Purple Heart belonging to man killed in Korean War returned to family at HPLM
A Purple Heart medal belonging to a Fremont man killed in combat during the Korean War was returned to the man’s family during a ceremony on Wednesday, Feb. 1, at the Rutherford B. Hayes Presidential Library & Museums.
The medal was awarded to Cpl. Richard Stout, 23, of Fremont after he was killed while on patrol as an infantryman for the U.S. Army on March 23, 1952, in North Korea.
More than 60 years later, Stout’s Purple Heart turned up for sale on the Internet. Purple Hearts Reunited, a non-profit organization that returns lost or stolen Purple Hearts to veterans or their families, bought it and tracked down Stout’s family.
On Wednesday, Purple Hearts reunited returned the medal, which it has framed, to Stout’s family during the ceremony in the rotunda of the Hayes Presidential Library & Museums. Purple Hearts are awarded to members of the military who are wounded or killed in action.
“We’re here to celebrate his life and his sacrifice,” said Maj. Zachariah Fike, founder of Purple Hearts Reunited. “We’re here to keep his memory alive. He is a Fremont hero.”
Stout was the first veteran of the Korean War to be buried in Fremont, according to his obituary. He is buried in Oakwood Cemetery, and his name is on the veterans’ memorial at the Sandusky County Courthouse.
Stout’s sister-in-law, Rosalyn Stout, shared some memories of him. He was the best man in their wedding, which was a special day for the family.
“He was very devoted to his family,” she said. “He was a very good, happy person.”
Other Stout family members, including a great-nephew named after Richard Stout, attend the ceremony and said they were happy to have his medal back in the family.
The family did not know he had been awarded the medal and did not know how it ended up in an online sale. It is not unusual for medals to be lost or end up for sale by collectors, Fike said. Sometimes items are misplaced when people move or family members die.
“A lot of these Purple Hearts are being found in the most random places,” he said.
Scuba divers have found them, and they have turned up in cars, furniture and on airport tarmacs. Military collectors also sell them for an average of $300 to $500, Fike said.

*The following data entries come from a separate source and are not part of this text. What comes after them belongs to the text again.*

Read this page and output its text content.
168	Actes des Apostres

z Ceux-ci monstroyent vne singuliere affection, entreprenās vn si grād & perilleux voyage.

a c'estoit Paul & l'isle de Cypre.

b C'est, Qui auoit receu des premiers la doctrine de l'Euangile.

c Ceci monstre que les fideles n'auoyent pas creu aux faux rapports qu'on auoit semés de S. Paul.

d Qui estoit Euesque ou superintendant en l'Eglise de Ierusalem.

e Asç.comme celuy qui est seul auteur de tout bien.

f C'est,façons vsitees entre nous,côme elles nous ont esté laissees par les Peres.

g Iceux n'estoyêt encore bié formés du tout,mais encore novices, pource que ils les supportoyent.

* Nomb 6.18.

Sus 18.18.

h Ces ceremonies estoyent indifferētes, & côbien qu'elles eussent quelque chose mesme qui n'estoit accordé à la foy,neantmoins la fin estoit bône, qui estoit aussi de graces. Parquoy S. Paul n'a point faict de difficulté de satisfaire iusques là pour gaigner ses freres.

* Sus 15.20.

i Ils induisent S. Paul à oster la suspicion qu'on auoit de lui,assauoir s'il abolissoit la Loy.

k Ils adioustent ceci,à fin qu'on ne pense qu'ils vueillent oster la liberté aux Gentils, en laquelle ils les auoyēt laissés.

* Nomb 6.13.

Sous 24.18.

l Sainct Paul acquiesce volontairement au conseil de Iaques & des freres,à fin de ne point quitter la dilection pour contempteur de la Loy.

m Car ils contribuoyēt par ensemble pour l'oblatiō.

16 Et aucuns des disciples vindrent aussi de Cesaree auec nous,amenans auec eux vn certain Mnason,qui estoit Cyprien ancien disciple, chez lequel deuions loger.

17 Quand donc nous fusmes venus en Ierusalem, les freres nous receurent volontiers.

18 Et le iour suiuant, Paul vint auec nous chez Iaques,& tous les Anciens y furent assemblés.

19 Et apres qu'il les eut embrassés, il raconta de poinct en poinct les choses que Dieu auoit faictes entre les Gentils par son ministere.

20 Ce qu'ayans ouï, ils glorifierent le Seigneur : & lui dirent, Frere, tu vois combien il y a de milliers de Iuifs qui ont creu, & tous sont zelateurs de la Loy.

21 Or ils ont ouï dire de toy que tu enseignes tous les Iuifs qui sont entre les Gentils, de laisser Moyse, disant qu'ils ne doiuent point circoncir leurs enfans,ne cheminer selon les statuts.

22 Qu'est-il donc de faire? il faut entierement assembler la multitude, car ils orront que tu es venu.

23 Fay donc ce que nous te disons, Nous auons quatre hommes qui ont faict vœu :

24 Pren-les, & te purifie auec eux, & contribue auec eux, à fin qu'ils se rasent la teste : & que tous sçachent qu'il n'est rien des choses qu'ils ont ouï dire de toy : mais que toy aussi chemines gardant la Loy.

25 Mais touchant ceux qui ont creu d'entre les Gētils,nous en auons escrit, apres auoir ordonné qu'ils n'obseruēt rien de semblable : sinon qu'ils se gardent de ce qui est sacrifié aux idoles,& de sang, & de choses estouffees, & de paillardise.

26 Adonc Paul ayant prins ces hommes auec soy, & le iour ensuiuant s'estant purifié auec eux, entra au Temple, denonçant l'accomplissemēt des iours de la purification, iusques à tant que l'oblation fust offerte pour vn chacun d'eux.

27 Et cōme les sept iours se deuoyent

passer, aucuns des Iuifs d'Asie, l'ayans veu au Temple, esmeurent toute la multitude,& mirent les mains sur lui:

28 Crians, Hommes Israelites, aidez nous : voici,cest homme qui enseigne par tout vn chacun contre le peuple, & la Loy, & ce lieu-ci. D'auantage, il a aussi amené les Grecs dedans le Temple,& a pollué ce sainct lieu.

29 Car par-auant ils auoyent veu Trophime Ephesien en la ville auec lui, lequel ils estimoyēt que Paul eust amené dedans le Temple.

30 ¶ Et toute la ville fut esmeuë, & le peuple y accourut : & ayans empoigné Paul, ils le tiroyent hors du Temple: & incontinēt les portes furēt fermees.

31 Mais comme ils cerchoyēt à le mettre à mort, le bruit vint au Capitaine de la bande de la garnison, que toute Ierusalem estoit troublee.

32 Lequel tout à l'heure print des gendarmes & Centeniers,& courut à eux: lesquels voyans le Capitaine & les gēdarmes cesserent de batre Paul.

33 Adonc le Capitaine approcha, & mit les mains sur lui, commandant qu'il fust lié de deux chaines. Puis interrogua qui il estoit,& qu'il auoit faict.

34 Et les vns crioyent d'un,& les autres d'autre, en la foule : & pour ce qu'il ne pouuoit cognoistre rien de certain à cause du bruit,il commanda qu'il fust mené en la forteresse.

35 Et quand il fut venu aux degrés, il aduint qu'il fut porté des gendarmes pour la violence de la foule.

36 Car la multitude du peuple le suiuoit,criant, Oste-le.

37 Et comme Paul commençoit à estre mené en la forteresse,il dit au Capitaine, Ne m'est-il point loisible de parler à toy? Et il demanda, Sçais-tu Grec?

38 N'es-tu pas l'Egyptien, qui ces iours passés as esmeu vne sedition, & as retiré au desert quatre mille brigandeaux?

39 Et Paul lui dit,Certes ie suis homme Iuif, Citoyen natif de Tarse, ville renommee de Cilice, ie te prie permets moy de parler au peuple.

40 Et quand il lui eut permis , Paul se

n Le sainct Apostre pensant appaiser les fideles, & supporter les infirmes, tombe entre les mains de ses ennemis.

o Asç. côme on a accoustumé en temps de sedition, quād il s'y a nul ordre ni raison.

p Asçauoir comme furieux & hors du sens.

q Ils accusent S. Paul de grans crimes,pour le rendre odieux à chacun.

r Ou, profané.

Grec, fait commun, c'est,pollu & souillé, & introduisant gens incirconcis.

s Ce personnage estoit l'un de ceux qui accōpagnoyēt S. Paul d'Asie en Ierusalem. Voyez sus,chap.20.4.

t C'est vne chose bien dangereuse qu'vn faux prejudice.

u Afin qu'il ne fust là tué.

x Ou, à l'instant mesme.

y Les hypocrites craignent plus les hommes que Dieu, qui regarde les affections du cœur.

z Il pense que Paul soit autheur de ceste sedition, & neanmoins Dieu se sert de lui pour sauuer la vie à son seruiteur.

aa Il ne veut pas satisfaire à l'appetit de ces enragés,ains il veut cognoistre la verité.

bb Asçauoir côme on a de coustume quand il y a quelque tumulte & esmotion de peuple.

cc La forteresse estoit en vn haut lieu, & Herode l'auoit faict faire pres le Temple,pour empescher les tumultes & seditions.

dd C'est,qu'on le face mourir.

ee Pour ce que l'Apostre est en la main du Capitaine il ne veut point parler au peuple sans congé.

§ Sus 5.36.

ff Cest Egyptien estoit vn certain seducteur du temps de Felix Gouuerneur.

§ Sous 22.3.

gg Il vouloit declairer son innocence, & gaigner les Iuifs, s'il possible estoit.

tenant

Last year, Purple Hearts Reunited spent more than $50,000 to recover the medals and return them to the veterans or their families, he said.
“There are thousands of medals out there,” Fike said. “They deserve to be with families or in places of honor.”

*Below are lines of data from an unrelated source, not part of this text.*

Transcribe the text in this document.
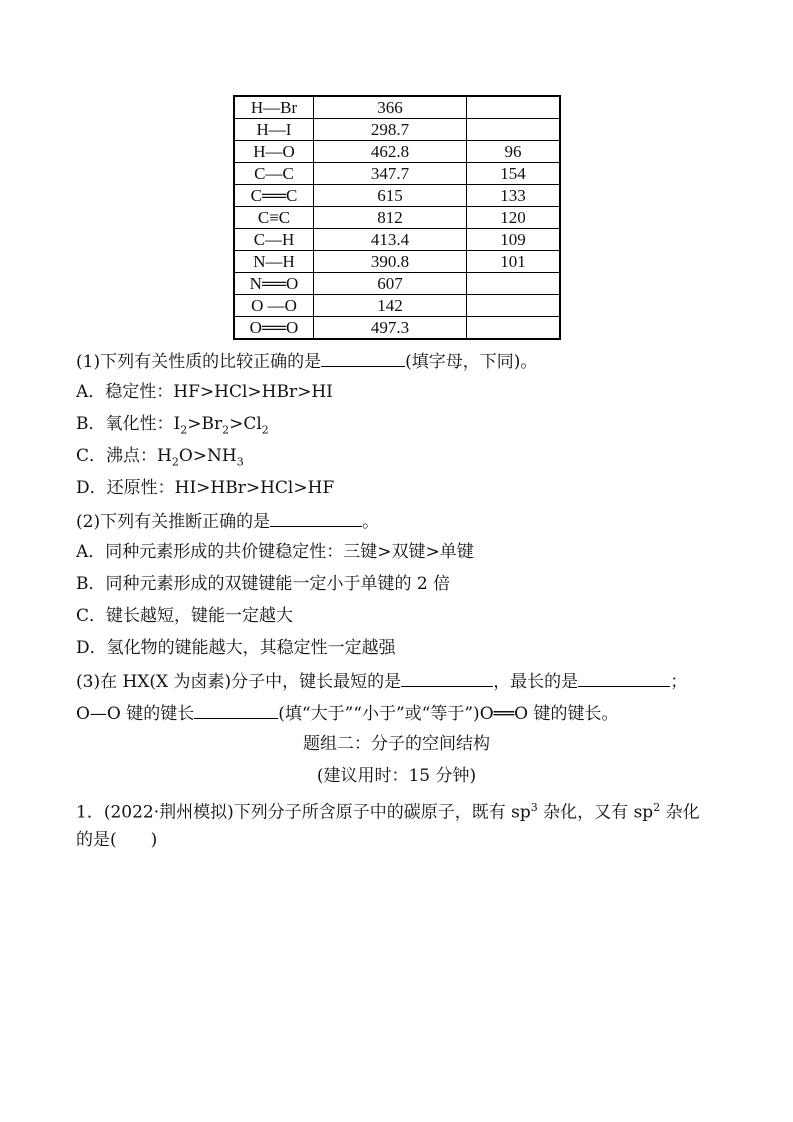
H—Br	366	
H—I	298.7	
H—O	462.8	96
C—C	347.7	154
C══C	615	133
C≡C	812	120
C—H	413.4	109
N—H	390.8	101
N══O	607	
O —O	142	
O══O	497.3	
(1)下列有关性质的比较正确的是	(填字母，下同)。
A．稳定性：HF>HCl>HBr>HI
B．氧化性：$I_2>Br_2>Cl_2$
C．沸点：$H_2O>NH_3$
D．还原性：HI>HBr>HCl>HF
(2)下列有关推断正确的是	。
A．同种元素形成的共价键稳定性：三键>双键>单键
B．同种元素形成的双键键能一定小于单键的 2 倍
C．键长越短，键能一定越大
D．氢化物的键能越大，其稳定性一定越强
(3)在 HX(X 为卤素)分子中，键长最短的是	，最长的是	；
O—O 键的键长	(填“大于”“小于”或“等于”)O══O 键的键长。
题组二：分子的空间结构
(建议用时：15 分钟)
1．(2022·荆州模拟)下列分子所含原子中的碳原子，既有 $sp^3$ 杂化，又有 $sp^2$ 杂化
的是(　　)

This was the second Purple Heart returned to the local family of a veteran at the Hayes Presidential Library & Museums. In January, Purple Hearts Reunited returned a medal to the family of World War I veteran Carl I. Bond.
The Hayes Presidential Library & Museums is America’s first presidential library and is located at Spiegel Grove at the corner of Hayes and Buckland avenues. The facility is affiliated with the Ohio History Connection.